# Bi-LoRA: Efficient Sharpness-Aware Minimization for Fine-Tuning Large-Scale Models

Our code framework is built upon [LoRA-GA](https://github.com/Outsider565/LoRA-GA).

## Overview

Fine-tuning large pre-trained models with limited data poses generalization challenges. While Sharpness-Aware Minimization (SAM) improves generalization by finding flat minima, its high memory and computational cost make it impractical for large models. Integrating SAM with parameter-efficient fine-tuning methods like LoRA is promising, but directly applying SAM to LoRA parameters restricts sharpness optimization, limiting its effectiveness.

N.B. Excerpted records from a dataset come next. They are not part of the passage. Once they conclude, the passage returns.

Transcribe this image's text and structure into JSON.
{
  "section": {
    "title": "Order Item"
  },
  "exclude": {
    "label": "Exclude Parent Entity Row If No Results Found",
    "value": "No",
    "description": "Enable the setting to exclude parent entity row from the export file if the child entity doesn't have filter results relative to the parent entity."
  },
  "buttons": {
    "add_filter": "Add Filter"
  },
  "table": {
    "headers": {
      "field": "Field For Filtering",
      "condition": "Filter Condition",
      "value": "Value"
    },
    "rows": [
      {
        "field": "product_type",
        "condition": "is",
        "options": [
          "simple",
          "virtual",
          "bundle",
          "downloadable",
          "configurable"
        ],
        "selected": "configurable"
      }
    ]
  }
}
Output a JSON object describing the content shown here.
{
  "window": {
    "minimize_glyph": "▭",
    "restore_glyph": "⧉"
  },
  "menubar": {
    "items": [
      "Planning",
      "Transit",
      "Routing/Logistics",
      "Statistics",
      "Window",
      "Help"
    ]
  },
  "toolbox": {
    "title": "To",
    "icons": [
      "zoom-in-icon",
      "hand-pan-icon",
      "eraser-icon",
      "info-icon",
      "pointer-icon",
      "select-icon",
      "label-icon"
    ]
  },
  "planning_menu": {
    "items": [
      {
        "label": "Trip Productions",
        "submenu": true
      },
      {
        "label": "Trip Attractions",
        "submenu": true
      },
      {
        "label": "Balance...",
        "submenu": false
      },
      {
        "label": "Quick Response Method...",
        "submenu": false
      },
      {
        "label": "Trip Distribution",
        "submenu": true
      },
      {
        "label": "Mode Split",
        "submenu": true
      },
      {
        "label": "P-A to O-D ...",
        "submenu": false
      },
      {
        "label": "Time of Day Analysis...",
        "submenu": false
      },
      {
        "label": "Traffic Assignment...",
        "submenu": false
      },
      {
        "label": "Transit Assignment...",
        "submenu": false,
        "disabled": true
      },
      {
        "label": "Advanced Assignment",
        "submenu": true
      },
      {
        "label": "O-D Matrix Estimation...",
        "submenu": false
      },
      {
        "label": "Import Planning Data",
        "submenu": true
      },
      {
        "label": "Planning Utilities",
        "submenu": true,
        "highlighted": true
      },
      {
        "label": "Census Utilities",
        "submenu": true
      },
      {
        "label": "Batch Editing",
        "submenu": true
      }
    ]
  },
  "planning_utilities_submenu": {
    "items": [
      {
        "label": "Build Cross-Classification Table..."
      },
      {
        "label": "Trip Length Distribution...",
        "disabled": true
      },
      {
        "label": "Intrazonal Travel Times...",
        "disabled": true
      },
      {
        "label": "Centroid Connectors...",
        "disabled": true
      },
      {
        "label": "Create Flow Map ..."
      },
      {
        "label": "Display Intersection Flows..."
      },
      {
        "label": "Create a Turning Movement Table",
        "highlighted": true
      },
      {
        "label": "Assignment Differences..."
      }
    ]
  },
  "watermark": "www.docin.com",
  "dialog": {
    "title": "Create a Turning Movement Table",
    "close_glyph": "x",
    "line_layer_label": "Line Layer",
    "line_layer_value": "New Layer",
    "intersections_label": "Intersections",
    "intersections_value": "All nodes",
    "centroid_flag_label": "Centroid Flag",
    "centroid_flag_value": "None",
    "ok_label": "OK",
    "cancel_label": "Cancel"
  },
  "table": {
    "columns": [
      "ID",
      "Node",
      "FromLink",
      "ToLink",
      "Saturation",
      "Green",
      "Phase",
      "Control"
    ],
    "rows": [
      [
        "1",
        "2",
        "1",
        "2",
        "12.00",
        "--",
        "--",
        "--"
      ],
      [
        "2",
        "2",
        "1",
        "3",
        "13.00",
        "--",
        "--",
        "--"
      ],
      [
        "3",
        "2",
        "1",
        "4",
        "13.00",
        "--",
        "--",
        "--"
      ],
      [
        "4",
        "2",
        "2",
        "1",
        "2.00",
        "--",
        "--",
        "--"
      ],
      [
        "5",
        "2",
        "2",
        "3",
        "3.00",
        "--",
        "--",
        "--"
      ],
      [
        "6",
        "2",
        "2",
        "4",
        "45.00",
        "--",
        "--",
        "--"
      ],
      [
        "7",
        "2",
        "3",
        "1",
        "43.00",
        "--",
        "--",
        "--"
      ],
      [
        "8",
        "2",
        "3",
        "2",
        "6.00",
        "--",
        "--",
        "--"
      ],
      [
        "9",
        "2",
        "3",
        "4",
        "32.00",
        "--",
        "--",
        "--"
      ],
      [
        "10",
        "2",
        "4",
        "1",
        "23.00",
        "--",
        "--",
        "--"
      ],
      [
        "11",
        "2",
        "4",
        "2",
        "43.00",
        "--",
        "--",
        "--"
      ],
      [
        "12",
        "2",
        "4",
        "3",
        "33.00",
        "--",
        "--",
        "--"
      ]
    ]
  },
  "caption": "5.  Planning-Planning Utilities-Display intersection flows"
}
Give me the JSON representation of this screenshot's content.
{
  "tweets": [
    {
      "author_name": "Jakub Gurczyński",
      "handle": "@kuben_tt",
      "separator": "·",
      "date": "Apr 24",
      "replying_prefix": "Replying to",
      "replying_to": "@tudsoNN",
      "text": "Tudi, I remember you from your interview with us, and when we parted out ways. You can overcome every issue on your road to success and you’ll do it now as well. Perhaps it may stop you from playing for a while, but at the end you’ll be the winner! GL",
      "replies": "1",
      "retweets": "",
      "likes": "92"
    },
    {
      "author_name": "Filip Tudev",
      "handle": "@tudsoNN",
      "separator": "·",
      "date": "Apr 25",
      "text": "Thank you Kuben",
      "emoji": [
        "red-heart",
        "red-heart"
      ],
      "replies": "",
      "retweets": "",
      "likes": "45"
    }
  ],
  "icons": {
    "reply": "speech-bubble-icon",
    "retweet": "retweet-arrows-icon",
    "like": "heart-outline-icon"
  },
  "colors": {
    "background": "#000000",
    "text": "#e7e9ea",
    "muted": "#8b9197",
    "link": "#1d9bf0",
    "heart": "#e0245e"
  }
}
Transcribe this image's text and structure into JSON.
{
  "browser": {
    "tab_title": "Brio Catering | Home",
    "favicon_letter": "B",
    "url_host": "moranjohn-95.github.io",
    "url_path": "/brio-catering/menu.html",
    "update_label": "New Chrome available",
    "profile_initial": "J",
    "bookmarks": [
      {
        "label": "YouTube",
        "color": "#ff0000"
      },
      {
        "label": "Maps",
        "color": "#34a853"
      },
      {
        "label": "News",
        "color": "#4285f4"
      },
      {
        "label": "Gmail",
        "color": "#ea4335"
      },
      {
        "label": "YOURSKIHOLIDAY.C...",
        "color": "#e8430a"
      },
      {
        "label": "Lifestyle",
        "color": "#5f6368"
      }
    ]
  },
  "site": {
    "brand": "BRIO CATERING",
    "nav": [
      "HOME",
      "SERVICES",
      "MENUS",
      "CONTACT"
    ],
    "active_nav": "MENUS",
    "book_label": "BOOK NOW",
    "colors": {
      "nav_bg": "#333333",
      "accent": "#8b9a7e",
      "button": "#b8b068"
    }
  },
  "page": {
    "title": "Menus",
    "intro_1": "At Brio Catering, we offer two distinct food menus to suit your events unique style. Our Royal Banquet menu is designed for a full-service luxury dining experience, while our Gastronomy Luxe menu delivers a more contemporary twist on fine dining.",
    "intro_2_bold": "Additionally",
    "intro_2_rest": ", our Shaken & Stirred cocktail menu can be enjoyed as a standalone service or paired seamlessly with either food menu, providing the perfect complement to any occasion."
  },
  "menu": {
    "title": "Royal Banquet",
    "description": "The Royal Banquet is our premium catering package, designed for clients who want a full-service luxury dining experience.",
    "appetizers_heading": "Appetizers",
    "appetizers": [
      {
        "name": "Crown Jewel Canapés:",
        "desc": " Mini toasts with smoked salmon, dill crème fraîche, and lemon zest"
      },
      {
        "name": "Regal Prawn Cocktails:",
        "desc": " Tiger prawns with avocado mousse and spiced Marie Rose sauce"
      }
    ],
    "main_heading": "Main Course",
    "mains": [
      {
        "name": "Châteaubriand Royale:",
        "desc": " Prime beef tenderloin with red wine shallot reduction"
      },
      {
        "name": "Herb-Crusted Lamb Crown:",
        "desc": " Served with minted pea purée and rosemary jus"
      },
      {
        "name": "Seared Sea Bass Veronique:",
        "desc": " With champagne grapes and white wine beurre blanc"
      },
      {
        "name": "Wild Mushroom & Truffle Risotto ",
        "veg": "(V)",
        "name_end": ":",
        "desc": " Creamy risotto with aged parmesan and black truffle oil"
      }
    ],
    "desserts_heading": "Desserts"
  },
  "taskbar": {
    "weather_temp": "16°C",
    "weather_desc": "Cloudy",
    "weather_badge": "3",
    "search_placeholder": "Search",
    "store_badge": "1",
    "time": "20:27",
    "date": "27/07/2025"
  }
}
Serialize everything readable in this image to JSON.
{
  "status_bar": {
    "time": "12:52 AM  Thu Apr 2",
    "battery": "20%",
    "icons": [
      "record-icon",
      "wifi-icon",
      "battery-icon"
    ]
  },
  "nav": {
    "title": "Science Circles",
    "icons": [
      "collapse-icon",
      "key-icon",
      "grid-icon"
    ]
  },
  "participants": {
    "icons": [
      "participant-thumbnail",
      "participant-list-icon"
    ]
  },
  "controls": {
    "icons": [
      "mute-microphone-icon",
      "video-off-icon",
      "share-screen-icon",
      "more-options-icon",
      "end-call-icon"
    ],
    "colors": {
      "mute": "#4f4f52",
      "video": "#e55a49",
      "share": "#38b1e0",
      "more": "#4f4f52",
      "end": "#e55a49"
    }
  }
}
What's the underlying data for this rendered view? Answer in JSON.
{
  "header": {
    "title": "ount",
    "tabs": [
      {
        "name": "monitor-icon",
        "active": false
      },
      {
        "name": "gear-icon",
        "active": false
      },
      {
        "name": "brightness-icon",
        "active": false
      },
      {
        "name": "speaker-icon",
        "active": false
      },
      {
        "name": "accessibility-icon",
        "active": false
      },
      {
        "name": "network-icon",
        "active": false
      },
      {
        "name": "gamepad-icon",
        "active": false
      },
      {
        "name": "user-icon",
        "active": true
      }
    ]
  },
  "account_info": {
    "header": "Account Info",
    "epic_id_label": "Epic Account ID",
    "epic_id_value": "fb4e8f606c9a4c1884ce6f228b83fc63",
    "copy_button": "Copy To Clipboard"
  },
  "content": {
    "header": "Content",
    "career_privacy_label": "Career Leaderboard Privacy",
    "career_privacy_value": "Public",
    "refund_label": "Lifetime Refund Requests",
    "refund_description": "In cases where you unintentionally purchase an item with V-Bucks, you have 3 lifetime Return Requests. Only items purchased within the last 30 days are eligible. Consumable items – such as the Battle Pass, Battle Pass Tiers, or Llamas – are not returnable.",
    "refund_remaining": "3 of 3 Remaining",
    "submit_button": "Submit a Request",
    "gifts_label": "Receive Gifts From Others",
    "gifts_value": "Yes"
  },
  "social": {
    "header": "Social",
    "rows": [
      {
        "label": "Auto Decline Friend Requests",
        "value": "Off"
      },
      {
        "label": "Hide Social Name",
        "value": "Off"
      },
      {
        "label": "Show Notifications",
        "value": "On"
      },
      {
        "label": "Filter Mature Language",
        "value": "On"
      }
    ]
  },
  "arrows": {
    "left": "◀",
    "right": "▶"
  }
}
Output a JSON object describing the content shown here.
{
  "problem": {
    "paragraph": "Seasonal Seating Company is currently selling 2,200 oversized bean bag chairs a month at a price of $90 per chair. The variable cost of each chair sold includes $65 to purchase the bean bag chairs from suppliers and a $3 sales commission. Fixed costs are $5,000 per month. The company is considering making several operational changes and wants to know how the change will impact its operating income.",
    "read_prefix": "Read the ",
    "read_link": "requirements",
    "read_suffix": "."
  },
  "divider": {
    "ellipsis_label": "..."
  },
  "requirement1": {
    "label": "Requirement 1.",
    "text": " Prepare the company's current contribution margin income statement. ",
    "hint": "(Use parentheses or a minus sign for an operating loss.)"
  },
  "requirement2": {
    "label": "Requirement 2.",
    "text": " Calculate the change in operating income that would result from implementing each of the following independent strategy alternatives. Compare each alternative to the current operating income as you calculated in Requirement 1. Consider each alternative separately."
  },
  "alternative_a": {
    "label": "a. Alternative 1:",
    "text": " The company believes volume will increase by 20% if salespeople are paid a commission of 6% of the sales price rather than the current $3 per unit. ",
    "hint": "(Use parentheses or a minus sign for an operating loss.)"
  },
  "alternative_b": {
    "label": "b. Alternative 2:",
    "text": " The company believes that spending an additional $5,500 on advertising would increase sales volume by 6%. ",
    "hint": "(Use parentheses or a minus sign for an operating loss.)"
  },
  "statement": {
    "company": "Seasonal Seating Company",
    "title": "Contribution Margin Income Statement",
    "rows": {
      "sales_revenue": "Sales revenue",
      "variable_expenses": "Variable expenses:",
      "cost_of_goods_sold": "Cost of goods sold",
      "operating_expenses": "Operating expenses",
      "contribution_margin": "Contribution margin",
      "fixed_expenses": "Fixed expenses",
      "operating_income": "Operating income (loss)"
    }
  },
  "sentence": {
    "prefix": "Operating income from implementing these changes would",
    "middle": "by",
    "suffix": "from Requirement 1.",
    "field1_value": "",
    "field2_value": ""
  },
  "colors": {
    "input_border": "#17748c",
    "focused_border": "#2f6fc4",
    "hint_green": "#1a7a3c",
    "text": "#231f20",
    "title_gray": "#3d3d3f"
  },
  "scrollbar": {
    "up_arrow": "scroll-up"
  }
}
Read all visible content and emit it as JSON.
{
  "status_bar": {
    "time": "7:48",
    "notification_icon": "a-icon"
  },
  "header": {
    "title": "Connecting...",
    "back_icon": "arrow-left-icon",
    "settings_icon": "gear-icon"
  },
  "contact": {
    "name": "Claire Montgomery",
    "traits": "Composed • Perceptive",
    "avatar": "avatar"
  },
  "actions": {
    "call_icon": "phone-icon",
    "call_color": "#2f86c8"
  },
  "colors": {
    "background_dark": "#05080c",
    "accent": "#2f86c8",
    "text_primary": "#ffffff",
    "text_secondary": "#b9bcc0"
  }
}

To overcome this, we propose **Bi**-directional **Lo**w-**R**ank **A**daptation (Bi-LoRA), which introduces an auxiliary LoRA module to model SAM’s adversarial weight perturbations. This design decouples SAM’s perturbations from LoRA optimization: the main LoRA module adapts to tasks via gradient descent, while the auxiliary module captures sharpness via gradient ascent. This enables Bi-LoRA to achieve flatter minima efficiently while avoiding SAM’s doubled training cost. Extensive experiments demonstrate Bi-LoRA’s effectiveness in enhancing generalization across tasks and architectures.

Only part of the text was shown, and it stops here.